Illinois Appellate Court
Criminal Court
Speedy Trial Act
Citation
Case Number: 
2011 IL App (2d) 110606
Decision Date: 
Friday, December 28, 2012
District: 
2d Dist.
Division/County: 
Stephenson Co.
Holding: 
Affirmed in part and vacated in part.
Justice: 
SCHOSTOK
Defendant's conviction of retail theft must be vacated under one-act, one-crime rule, as that conviction and conviction of theft by emergency exit were based on a single theft of a TV from retail store. Where defense counsel did not object to trial date, but stated that trial date was "fine" and that court had scheduled trial in accordance with Defendant's right to a speedy trial, the trial continuance is considered agreed to by Defendant. A defendant must object to a trial dely to avoid tolling the speedy-trial period, regardless of whether Defendant then realizes that trial is set outside of 120-day window. (BURKE and JORGENSEN, concurring.)

People v.
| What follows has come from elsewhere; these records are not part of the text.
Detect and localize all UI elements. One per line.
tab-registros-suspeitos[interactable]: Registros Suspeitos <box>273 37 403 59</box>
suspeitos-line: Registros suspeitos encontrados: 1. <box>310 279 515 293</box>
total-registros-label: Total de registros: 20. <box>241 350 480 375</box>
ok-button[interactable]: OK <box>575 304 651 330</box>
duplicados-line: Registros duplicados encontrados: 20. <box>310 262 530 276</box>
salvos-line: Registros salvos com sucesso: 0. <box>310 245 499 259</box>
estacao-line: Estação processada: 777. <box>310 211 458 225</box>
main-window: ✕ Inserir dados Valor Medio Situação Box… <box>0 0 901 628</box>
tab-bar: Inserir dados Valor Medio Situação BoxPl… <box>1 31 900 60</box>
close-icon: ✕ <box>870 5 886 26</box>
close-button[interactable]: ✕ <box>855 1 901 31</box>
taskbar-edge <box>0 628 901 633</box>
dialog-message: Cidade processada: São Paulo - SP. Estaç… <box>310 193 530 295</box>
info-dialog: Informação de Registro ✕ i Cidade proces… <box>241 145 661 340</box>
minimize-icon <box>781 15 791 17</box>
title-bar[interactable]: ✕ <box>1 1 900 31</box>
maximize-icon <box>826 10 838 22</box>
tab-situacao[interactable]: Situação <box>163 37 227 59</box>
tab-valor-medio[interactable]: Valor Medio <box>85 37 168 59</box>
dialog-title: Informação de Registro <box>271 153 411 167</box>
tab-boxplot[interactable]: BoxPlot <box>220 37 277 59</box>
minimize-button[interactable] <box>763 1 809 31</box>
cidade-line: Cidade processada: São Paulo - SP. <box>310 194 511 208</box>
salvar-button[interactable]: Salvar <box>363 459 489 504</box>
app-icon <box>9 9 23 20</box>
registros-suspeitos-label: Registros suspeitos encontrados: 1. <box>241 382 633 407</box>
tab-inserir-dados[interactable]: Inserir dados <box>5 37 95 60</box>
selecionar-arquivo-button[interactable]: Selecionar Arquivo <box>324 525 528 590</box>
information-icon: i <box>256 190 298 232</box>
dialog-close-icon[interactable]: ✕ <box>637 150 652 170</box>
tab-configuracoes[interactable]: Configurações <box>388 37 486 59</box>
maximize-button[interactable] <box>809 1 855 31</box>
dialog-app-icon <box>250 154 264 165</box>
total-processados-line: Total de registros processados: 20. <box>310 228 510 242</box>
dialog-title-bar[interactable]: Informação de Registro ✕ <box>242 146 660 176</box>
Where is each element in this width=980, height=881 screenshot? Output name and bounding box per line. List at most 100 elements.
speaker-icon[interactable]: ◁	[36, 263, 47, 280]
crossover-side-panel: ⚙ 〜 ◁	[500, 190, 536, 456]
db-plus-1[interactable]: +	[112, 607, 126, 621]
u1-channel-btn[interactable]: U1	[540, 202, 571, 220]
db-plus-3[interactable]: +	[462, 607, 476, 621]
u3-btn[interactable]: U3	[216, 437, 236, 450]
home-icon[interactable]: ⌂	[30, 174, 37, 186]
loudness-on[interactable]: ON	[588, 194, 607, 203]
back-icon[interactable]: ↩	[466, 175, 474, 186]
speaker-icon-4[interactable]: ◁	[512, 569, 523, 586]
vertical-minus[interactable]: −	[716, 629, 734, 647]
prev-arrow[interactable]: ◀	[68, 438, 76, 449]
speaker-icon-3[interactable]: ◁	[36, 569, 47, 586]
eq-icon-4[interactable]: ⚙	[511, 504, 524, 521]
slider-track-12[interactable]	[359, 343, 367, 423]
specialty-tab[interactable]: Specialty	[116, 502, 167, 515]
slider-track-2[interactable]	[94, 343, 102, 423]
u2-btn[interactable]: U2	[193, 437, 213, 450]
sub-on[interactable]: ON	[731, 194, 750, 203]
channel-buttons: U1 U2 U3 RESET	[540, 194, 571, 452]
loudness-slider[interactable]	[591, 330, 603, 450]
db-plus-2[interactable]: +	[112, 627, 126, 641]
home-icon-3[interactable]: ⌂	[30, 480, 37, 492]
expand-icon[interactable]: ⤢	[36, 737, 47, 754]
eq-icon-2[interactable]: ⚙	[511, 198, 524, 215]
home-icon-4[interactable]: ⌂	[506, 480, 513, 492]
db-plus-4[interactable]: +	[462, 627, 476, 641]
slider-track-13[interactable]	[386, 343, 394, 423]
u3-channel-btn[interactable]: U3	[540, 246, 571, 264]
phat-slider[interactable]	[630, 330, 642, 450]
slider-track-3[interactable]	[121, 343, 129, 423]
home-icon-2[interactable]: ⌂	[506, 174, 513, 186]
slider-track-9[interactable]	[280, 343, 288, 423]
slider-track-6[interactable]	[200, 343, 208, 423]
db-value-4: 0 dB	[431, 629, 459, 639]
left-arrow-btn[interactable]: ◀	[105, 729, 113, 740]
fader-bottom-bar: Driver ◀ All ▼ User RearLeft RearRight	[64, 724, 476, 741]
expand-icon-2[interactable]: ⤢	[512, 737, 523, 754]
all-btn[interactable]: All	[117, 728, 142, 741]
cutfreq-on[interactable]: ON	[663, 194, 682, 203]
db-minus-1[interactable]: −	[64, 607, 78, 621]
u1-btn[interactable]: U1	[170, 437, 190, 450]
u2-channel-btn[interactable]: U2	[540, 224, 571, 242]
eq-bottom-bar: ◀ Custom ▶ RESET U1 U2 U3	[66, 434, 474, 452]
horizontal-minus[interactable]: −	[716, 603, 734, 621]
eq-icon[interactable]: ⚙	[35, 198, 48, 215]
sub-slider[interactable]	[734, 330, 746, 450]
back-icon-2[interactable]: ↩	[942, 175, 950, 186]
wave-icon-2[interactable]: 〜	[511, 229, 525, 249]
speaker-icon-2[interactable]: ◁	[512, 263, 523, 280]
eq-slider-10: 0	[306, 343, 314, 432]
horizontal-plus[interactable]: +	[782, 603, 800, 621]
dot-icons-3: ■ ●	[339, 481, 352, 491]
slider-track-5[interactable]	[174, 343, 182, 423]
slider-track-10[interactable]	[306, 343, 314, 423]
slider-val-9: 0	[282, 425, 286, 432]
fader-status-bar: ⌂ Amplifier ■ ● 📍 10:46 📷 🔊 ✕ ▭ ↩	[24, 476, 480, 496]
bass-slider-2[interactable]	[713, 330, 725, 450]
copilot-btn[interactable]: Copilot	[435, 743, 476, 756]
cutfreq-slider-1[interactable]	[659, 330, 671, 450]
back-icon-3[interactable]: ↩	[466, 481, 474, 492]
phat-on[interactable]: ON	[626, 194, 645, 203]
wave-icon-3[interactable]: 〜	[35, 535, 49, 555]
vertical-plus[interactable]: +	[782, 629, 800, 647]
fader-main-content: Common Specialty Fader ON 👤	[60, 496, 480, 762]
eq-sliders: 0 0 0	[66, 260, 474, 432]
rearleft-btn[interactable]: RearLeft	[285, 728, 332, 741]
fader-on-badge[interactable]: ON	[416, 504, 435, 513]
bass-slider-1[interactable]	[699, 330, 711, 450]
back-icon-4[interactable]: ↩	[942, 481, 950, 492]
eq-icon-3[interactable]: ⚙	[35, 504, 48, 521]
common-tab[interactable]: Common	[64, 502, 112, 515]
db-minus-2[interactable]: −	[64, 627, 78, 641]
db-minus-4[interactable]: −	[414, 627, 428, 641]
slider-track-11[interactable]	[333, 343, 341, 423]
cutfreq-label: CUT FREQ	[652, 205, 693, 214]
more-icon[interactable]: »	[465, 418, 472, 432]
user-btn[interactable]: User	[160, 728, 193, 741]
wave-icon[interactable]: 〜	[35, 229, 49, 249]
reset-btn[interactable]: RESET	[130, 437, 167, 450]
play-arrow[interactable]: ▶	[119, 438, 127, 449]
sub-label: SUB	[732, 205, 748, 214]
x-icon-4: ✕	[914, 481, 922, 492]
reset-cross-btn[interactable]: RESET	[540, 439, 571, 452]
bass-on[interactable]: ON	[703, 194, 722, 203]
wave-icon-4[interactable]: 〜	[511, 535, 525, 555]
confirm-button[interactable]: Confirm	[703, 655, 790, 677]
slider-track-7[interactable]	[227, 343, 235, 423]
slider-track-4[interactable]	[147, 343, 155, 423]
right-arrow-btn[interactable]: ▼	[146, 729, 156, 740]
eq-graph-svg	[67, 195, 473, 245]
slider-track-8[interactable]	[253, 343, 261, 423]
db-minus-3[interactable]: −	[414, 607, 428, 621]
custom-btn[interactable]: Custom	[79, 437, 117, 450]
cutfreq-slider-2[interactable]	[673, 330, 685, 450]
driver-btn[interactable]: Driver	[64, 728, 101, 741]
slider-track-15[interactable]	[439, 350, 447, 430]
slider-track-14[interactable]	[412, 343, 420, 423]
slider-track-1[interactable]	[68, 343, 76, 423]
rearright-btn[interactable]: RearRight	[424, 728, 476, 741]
Smith

Illinois Appellate Court
Criminal Court
Search & Seizure
Citation
Case Number: 
2011 IL App (2d) 120307
Decision Date: 
Thursday, December 27, 2012
District: 
2d Dist.
Division/County: 
Lake Co.
Holding: 
Reversed and remanded.
Justice: 
ZENOFF
Officer testified that he smelled slight odor of fresh cannabis from inside vehicle stopped for cracked windshield, performed warrantless search, and located fresh cannabis in sealed bottle inside car, after K-9 sniff on exterior of car alerted. Officer's testimony was not so inherently implausible that court was obligated to reject. Olfactory evidence need not be treated as a form of scientific evidence subject to threshold determination of reliability. Thus, court improperly granted motion to suppress on grounds of lack of probable cause. (JORGENSEN and SPENCE, concurring.)